As a “qualified high-technology company (QHTC),” LivingSocial would also qualify for additional QHTC tax breaks, which the CFO has estimated could total $5 million or more. Because the $32.5 million targeted tax break for LivingSocial is substantial — it is more than double the cap on subsidies the Gray Administration has recommended for other high-tech firms — the company should give up any claims to additional QHTC tax breaks.

  • Require LivingSocial to maintain its IT and software development headquarters in the District.

 The District hopes that LivingSocial will spur the growth of a technology hub, in part through the training and retention of software developers and engineers who may go on to begin their own startups in the District. Those efforts would be hampered if LivingSocial shifted its software development and other tech-related divisions out of the District. Yet, as currently written, the legislation would enable LivingSocial to do just that. As a condition of the subsidy package, LivingSocial should be required to certify that no less than 15 percent of its District-based employees work in software development and IT, matching the employment distribution of its current DC-based workers.

  • Include a clawback provision requiring LivingSocial to repay the District if it violates conditions of the deal.

 If the intent of the LivingSocial subsidy is to build a technology hub in DC, it can only work if the company remains in the city and continues to grow. A clawback provision should be included in the legislation obligating LivingSocial to maintain the terms of the subsidy through FY2025, when the property tax abatement period passes, including keeping its corporate headquarters here and meeting hiring targets. The company should lose a portion of its subsidies and be required to repay DC if it no longer meets the targets. This provision will especially help safeguard the District against the possibility of LivingSocial leaving early.

  • Obligate any potential future buyer of the company to abide by the stipulations of the legislation.

The Gray Administration wisely included a clause in the legislation that stipulates that LivingSocial will become ineligible for any benefits in the legislation if it declares bankruptcy. However, the legislation neglects to address another plausible scenario in this dynamic industry: LivingSocial could be purchased by another company. If that occurred, there is nothing in the legislation that would require the buyer to repay the subsidies received by LivingSocial if the buyer does not adhere to the requirements of the legislation.

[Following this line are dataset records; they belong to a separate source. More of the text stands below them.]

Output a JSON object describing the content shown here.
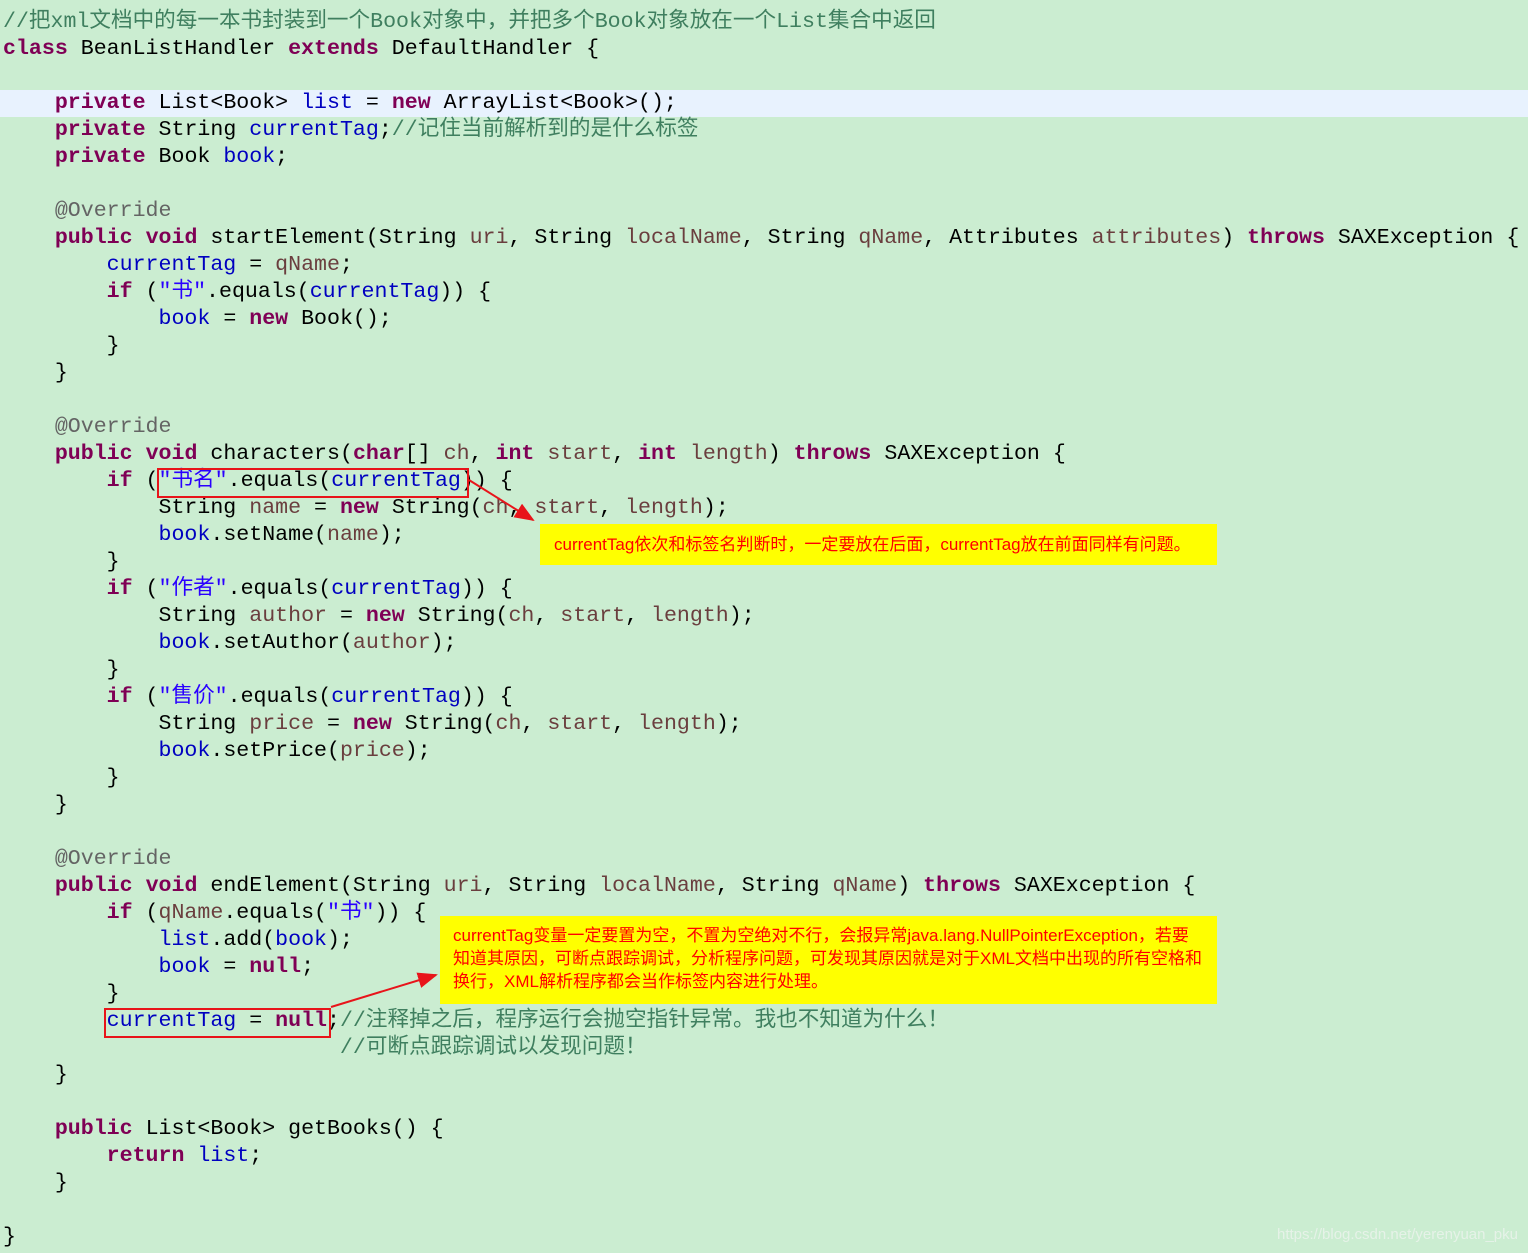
{
  "colors": {
    "background": "#cbedd1",
    "current_line": "#e8f2fe",
    "keyword": "#7f0055",
    "field": "#0000c0",
    "local": "#6a3e3e",
    "string": "#2a00ff",
    "comment": "#3f7f5f",
    "annotation": "#646464",
    "highlight_box": "#e8141a",
    "note_bg": "#ffff00",
    "note_text": "#ff0000"
  },
  "code": [
    {
      "i": 0,
      "t": [
        [
          "c",
          "//把xml文档中的每一本书封装到一个Book对象中，并把多个Book对象放在一个List集合中返回"
        ]
      ]
    },
    {
      "i": 0,
      "t": [
        [
          "k",
          "class"
        ],
        [
          "n",
          " BeanListHandler "
        ],
        [
          "k",
          "extends"
        ],
        [
          "n",
          " DefaultHandler {"
        ]
      ]
    },
    {
      "i": 0,
      "t": []
    },
    {
      "i": 1,
      "hl": true,
      "t": [
        [
          "k",
          "private"
        ],
        [
          "n",
          " List<Book> "
        ],
        [
          "f",
          "list"
        ],
        [
          "n",
          " = "
        ],
        [
          "k",
          "new"
        ],
        [
          "n",
          " ArrayList<Book>();"
        ]
      ]
    },
    {
      "i": 1,
      "t": [
        [
          "k",
          "private"
        ],
        [
          "n",
          " String "
        ],
        [
          "f",
          "currentTag"
        ],
        [
          "n",
          ";"
        ],
        [
          "c",
          "//记住当前解析到的是什么标签"
        ]
      ]
    },
    {
      "i": 1,
      "t": [
        [
          "k",
          "private"
        ],
        [
          "n",
          " Book "
        ],
        [
          "f",
          "book"
        ],
        [
          "n",
          ";"
        ]
      ]
    },
    {
      "i": 0,
      "t": []
    },
    {
      "i": 1,
      "t": [
        [
          "a",
          "@Override"
        ]
      ]
    },
    {
      "i": 1,
      "t": [
        [
          "k",
          "public"
        ],
        [
          "n",
          " "
        ],
        [
          "k",
          "void"
        ],
        [
          "n",
          " startElement(String "
        ],
        [
          "p",
          "uri"
        ],
        [
          "n",
          ", String "
        ],
        [
          "p",
          "localName"
        ],
        [
          "n",
          ", String "
        ],
        [
          "p",
          "qName"
        ],
        [
          "n",
          ", Attributes "
        ],
        [
          "p",
          "attributes"
        ],
        [
          "n",
          ") "
        ],
        [
          "k",
          "throws"
        ],
        [
          "n",
          " SAXException {"
        ]
      ]
    },
    {
      "i": 2,
      "t": [
        [
          "f",
          "currentTag"
        ],
        [
          "n",
          " = "
        ],
        [
          "p",
          "qName"
        ],
        [
          "n",
          ";"
        ]
      ]
    },
    {
      "i": 2,
      "t": [
        [
          "k",
          "if"
        ],
        [
          "n",
          " ("
        ],
        [
          "s",
          "\"书\""
        ],
        [
          "n",
          ".equals("
        ],
        [
          "f",
          "currentTag"
        ],
        [
          "n",
          ")) {"
        ]
      ]
    },
    {
      "i": 3,
      "t": [
        [
          "f",
          "book"
        ],
        [
          "n",
          " = "
        ],
        [
          "k",
          "new"
        ],
        [
          "n",
          " Book();"
        ]
      ]
    },
    {
      "i": 2,
      "t": [
        [
          "n",
          "}"
        ]
      ]
    },
    {
      "i": 1,
      "t": [
        [
          "n",
          "}"
        ]
      ]
    },
    {
      "i": 0,
      "t": []
    },
    {
      "i": 1,
      "t": [
        [
          "a",
          "@Override"
        ]
      ]
    },
    {
      "i": 1,
      "t": [
        [
          "k",
          "public"
        ],
        [
          "n",
          " "
        ],
        [
          "k",
          "void"
        ],
        [
          "n",
          " characters("
        ],
        [
          "k",
          "char"
        ],
        [
          "n",
          "[] "
        ],
        [
          "p",
          "ch"
        ],
        [
          "n",
          ", "
        ],
        [
          "k",
          "int"
        ],
        [
          "n",
          " "
        ],
        [
          "p",
          "start"
        ],
        [
          "n",
          ", "
        ],
        [
          "k",
          "int"
        ],
        [
          "n",
          " "
        ],
        [
          "p",
          "length"
        ],
        [
          "n",
          ") "
        ],
        [
          "k",
          "throws"
        ],
        [
          "n",
          " SAXException {"
        ]
      ]
    },
    {
      "i": 2,
      "t": [
        [
          "k",
          "if"
        ],
        [
          "n",
          " ("
        ],
        [
          "s",
          "\"书名\""
        ],
        [
          "n",
          ".equals("
        ],
        [
          "f",
          "currentTag"
        ],
        [
          "n",
          ")) {"
        ]
      ]
    },
    {
      "i": 3,
      "t": [
        [
          "n",
          "String "
        ],
        [
          "p",
          "name"
        ],
        [
          "n",
          " = "
        ],
        [
          "k",
          "new"
        ],
        [
          "n",
          " String("
        ],
        [
          "p",
          "ch"
        ],
        [
          "n",
          ", "
        ],
        [
          "p",
          "start"
        ],
        [
          "n",
          ", "
        ],
        [
          "p",
          "length"
        ],
        [
          "n",
          ");"
        ]
      ]
    },
    {
      "i": 3,
      "t": [
        [
          "f",
          "book"
        ],
        [
          "n",
          ".setName("
        ],
        [
          "p",
          "name"
        ],
        [
          "n",
          ");"
        ]
      ]
    },
    {
      "i": 2,
      "t": [
        [
          "n",
          "}"
        ]
      ]
    },
    {
      "i": 2,
      "t": [
        [
          "k",
          "if"
        ],
        [
          "n",
          " ("
        ],
        [
          "s",
          "\"作者\""
        ],
        [
          "n",
          ".equals("
        ],
        [
          "f",
          "currentTag"
        ],
        [
          "n",
          ")) {"
        ]
      ]
    },
    {
      "i": 3,
      "t": [
        [
          "n",
          "String "
        ],
        [
          "p",
          "author"
        ],
        [
          "n",
          " = "
        ],
        [
          "k",
          "new"
        ],
        [
          "n",
          " String("
        ],
        [
          "p",
          "ch"
        ],
        [
          "n",
          ", "
        ],
        [
          "p",
          "start"
        ],
        [
          "n",
          ", "
        ],
        [
          "p",
          "length"
        ],
        [
          "n",
          ");"
        ]
      ]
    },
    {
      "i": 3,
      "t": [
        [
          "f",
          "book"
        ],
        [
          "n",
          ".setAuthor("
        ],
        [
          "p",
          "author"
        ],
        [
          "n",
          ");"
        ]
      ]
    },
    {
      "i": 2,
      "t": [
        [
          "n",
          "}"
        ]
      ]
    },
    {
      "i": 2,
      "t": [
        [
          "k",
          "if"
        ],
        [
          "n",
          " ("
        ],
        [
          "s",
          "\"售价\""
        ],
        [
          "n",
          ".equals("
        ],
        [
          "f",
          "currentTag"
        ],
        [
          "n",
          ")) {"
        ]
      ]
    },
    {
      "i": 3,
      "t": [
        [
          "n",
          "String "
        ],
        [
          "p",
          "price"
        ],
        [
          "n",
          " = "
        ],
        [
          "k",
          "new"
        ],
        [
          "n",
          " String("
        ],
        [
          "p",
          "ch"
        ],
        [
          "n",
          ", "
        ],
        [
          "p",
          "start"
        ],
        [
          "n",
          ", "
        ],
        [
          "p",
          "length"
        ],
        [
          "n",
          ");"
        ]
      ]
    },
    {
      "i": 3,
      "t": [
        [
          "f",
          "book"
        ],
        [
          "n",
          ".setPrice("
        ],
        [
          "p",
          "price"
        ],
        [
          "n",
          ");"
        ]
      ]
    },
    {
      "i": 2,
      "t": [
        [
          "n",
          "}"
        ]
      ]
    },
    {
      "i": 1,
      "t": [
        [
          "n",
          "}"
        ]
      ]
    },
    {
      "i": 0,
      "t": []
    },
    {
      "i": 1,
      "t": [
        [
          "a",
          "@Override"
        ]
      ]
    },
    {
      "i": 1,
      "t": [
        [
          "k",
          "public"
        ],
        [
          "n",
          " "
        ],
        [
          "k",
          "void"
        ],
        [
          "n",
          " endElement(String "
        ],
        [
          "p",
          "uri"
        ],
        [
          "n",
          ", String "
        ],
        [
          "p",
          "localName"
        ],
        [
          "n",
          ", String "
        ],
        [
          "p",
          "qName"
        ],
        [
          "n",
          ") "
        ],
        [
          "k",
          "throws"
        ],
        [
          "n",
          " SAXException {"
        ]
      ]
    },
    {
      "i": 2,
      "t": [
        [
          "k",
          "if"
        ],
        [
          "n",
          " ("
        ],
        [
          "p",
          "qName"
        ],
        [
          "n",
          ".equals("
        ],
        [
          "s",
          "\"书\""
        ],
        [
          "n",
          ")) {"
        ]
      ]
    },
    {
      "i": 3,
      "t": [
        [
          "f",
          "list"
        ],
        [
          "n",
          ".add("
        ],
        [
          "f",
          "book"
        ],
        [
          "n",
          ");"
        ]
      ]
    },
    {
      "i": 3,
      "t": [
        [
          "f",
          "book"
        ],
        [
          "n",
          " = "
        ],
        [
          "k",
          "null"
        ],
        [
          "n",
          ";"
        ]
      ]
    },
    {
      "i": 2,
      "t": [
        [
          "n",
          "}"
        ]
      ]
    },
    {
      "i": 2,
      "t": [
        [
          "f",
          "currentTag"
        ],
        [
          "n",
          " = "
        ],
        [
          "k",
          "null"
        ],
        [
          "n",
          ";"
        ],
        [
          "c",
          "//注释掉之后，程序运行会抛空指针异常。我也不知道为什么！"
        ]
      ]
    },
    {
      "i": 0,
      "t": [
        [
          "n",
          "                          "
        ],
        [
          "c",
          "//可断点跟踪调试以发现问题！"
        ]
      ]
    },
    {
      "i": 1,
      "t": [
        [
          "n",
          "}"
        ]
      ]
    },
    {
      "i": 0,
      "t": []
    },
    {
      "i": 1,
      "t": [
        [
          "k",
          "public"
        ],
        [
          "n",
          " List<Book> getBooks() {"
        ]
      ]
    },
    {
      "i": 2,
      "t": [
        [
          "k",
          "return"
        ],
        [
          "n",
          " "
        ],
        [
          "f",
          "list"
        ],
        [
          "n",
          ";"
        ]
      ]
    },
    {
      "i": 1,
      "t": [
        [
          "n",
          "}"
        ]
      ]
    },
    {
      "i": 0,
      "t": []
    },
    {
      "i": 0,
      "t": [
        [
          "n",
          "}"
        ]
      ]
    }
  ],
  "notes": {
    "note1": "currentTag依次和标签名判断时，一定要放在后面，currentTag放在前面同样有问题。",
    "note2": "currentTag变量一定要置为空，不置为空绝对不行，会报异常java.lang.NullPointerException，若要知道其原因，可断点跟踪调试，分析程序问题，可发现其原因就是对于XML文档中出现的所有空格和换行，XML解析程序都会当作标签内容进行处理。"
  },
  "watermark": "https://blog.csdn.net/yerenyuan_pku"
}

The legislation should include a clause that would require any potential future buyer of LivingSocial to pay back the subsidies if it decides not to uphold the standards set forth in the legislation. 

  • Strengthen the community benefits with verifiable benchmarks and a formal partnership with District education institutions.

 The District should work with LivingSocial to ensure that the community benefits the company agrees to are as specific as possible. The legislation should include specific benchmarks for each of the commitments LivingSocial will make: hiring students from the Summer Youth Employment Program, developing deals with DC businesses in corridors disrupted by streetscape construction, and training individuals and businesses in software development and social media.

Additionally, the District should also consider having LivingSocial enter into a formal partnership with District educational institutions, such as McKinley High School, the University of the District of Columbia, or the Community College of the District of Columbia, to ensure that DC students studying computer science and engineering can be put on a pathway towards employment with the company.

LivingSocial officials have made it clear that they want continue growing in DC. Their continued presence and growth would be a positive development for the District’s economy. But in order to maximize the city’s benefits and minimize its risks, the legislation should be amended to more concretely tie the subsidies to LivingSocial’s current plans for growth. The District should not take this deal unless it is guaranteed something good in return.